Anatol Lieven has been one of the most sensible voices in the West on Russia in eschewing the messianic rhetoric about a "New Cold War" whilst seeing clearly how much Russian liberal condescension towards their own people is counter productive.In The National Interest recently Lieven made a number of astute observations on Russia at the Valdai Club. After going down the White Sea Canal in a boat, Lieven mused
......( it was )constructed under Stalin in the 1930s by political prisoners at an appalling cost in human life and suffering, from cold, hunger and mass executions.One of the problems in dealing with Russia's Soviet past is in disentangling the victory over Nazism by the USSR between 1941-1945 and the appalling crimes of Stalin on a domestic and international scale. That makes it difficult for Russian liberals to denounce Lenin and Stalin without appearing "unpatriotic".

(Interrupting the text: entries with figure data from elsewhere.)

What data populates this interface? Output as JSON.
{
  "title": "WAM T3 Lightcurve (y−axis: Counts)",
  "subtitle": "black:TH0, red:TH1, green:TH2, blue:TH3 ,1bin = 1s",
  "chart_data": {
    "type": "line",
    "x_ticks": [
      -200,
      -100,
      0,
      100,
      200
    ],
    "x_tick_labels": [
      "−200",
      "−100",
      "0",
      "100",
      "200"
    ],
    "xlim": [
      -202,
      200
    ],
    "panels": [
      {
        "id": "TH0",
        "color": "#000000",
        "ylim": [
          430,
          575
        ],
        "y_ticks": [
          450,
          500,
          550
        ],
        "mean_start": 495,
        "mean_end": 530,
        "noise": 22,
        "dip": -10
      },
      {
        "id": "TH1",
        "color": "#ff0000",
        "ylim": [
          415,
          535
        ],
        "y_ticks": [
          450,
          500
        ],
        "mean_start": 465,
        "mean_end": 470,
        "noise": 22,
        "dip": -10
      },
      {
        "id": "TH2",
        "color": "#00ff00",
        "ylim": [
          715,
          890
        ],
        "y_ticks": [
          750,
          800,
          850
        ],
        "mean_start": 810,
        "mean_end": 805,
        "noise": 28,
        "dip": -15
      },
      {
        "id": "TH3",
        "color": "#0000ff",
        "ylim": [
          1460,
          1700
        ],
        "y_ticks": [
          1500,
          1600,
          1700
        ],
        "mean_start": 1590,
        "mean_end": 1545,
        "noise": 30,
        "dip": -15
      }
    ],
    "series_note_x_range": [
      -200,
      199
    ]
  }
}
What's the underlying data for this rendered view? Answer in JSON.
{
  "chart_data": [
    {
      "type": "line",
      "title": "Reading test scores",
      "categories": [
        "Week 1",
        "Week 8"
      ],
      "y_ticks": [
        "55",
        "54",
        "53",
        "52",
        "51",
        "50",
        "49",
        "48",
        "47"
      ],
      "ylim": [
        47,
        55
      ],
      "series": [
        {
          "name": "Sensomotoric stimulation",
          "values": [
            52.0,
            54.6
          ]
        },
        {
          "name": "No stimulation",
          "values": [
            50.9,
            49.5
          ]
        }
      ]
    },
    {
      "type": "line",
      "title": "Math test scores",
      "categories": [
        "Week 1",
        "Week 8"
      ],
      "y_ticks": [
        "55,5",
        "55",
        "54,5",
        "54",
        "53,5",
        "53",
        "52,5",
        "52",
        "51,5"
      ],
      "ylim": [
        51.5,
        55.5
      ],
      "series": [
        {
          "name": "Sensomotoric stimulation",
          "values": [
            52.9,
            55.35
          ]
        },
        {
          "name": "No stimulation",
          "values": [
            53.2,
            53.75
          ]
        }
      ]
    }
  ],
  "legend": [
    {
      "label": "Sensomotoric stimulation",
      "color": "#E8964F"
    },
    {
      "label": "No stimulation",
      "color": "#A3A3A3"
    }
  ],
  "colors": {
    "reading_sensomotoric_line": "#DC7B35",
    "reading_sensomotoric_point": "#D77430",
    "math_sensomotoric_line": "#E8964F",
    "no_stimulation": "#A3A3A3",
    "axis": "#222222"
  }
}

This and so many other mass atrocities committed under Stalin and Lenin are only to a very limited degree officially remembered or commemorated in the Russia of today, although Russians formed a majority of their victims.
This is a subject on which non-Russians have a limited moral right to speak except where their own fellow countrymen were among the mass of victims (as with Stalin’s mass murder of Polish prisoners at Katyn)—and even then, they must be very careful to acknowledge both that this was a crime of a Communist and not a Russian national state, and that innumerable Russians were also among the mass of victims.
As to Russia, the lack of public commemoration or accounting goes beyond Stalinism, even if the immense scale of Stalinism’s crimes make this the most serious issue in modern Russian history by far.
Thus the almost two million Russian dead of the First World War have also received no public memorial, even though nostalgia for the pre-revolutionary past is very common in contemporary Russian cinema.
The danger for Russian liberals, therefore, is that in denouncing the crimes committed under Lenin and Stalin they can easily appear to be—or actually be—condemning the entire Soviet period, for which many older Russians feel an element of nostalgia—not so much for imperial reasons but because it represented a secure life, or simply for the human reason that it was the country of their childhood and youth.Lieven offers none of the crude vilification that entirely trashes the history of Russia almost in its entirety by those like Edward Lucas. He realises that the only way to improve relations between Russia and the West and to promote liberal mores lies not in conflating Russia with the USSR.
This in turn can encourage the liberals to do something which they are all too prone to do, which is to express open elitist contempt for ordinary Russians and for Russia itself as a country.
.....talking this way in public about your fellow citizens is no way to get elected—in Russia or the United States.
Since this approach naturally receives no hearing at all in conservative or “statist” circles, it also continues the catastrophic pattern of the nineteenth- and early-twentieth-century relationship between the liberal intelligentsia and the state, which contributed directly to the catastrophe of 1917 and the destruction of both by the revolution:basically, of two moral absolutisms shouting past each other’s ears.
As far as the Russian government is concerned, the most encouraging thing concerning its recent approach to history has been the full and open acknowledgment of the Soviet secret- police massacre of Polish prisoners at Katyn on Stalin’s orders, which has led to a radical improvement in relations with Poland. This was made possible in part because both the Polish and Russian governments recognized that in the same forest are also buried thousands of Russian and other Soviet victims of the Soviet secret police. In other words, this became a joint denunciation of Stalinism, not a Polish denunciation of Russia.It is a pity that Western discussion on Russia has been too dominated by those who correctly call for more open discussion of Soviet era crimes only to be pushing "New Cold War" propaganda tropes and expansionist NATO agenda in Georgia and NATO. Lieven's is a sane and decent voice.
It seems quite clear that Medvedev would wish to go faster and further than Putin in denouncing Communist crimes.
At our meeting with him, now–Prime Minister Putin snapped back quite aggressively when asked why Lenin is still in his mausoleum in Red Square, asking a British colleague why there is still a monument to Cromwell outside parliament in London. One of my British colleagues reacted quite huffily to this but I must say that being half Irish and remembering Cromwell’s crimes against Ireland (which today would undoubtedly be labeled genocide) I saw a good deal of truth in this—except of course that Cromwell ruled Britain 350 years ago, and not 90 years ago.
On the one hand, Putin’s response reflected an understandable but still often counter-productive Russian tendency to lash back at uncomfortable questions rather than taking them on board.
In this regard, Medvedev, whatever his other qualifications, is by far the better diplomat. However, Putin followed up with the sensible observation that “when the time comes, the Russian people will decide what to do about this. History is something that cannot be hurried.”
The difference between Putin and Medvedev is encouraging in this regard, because it reflects in part simply the fact that Medvedev is thirteen years younger.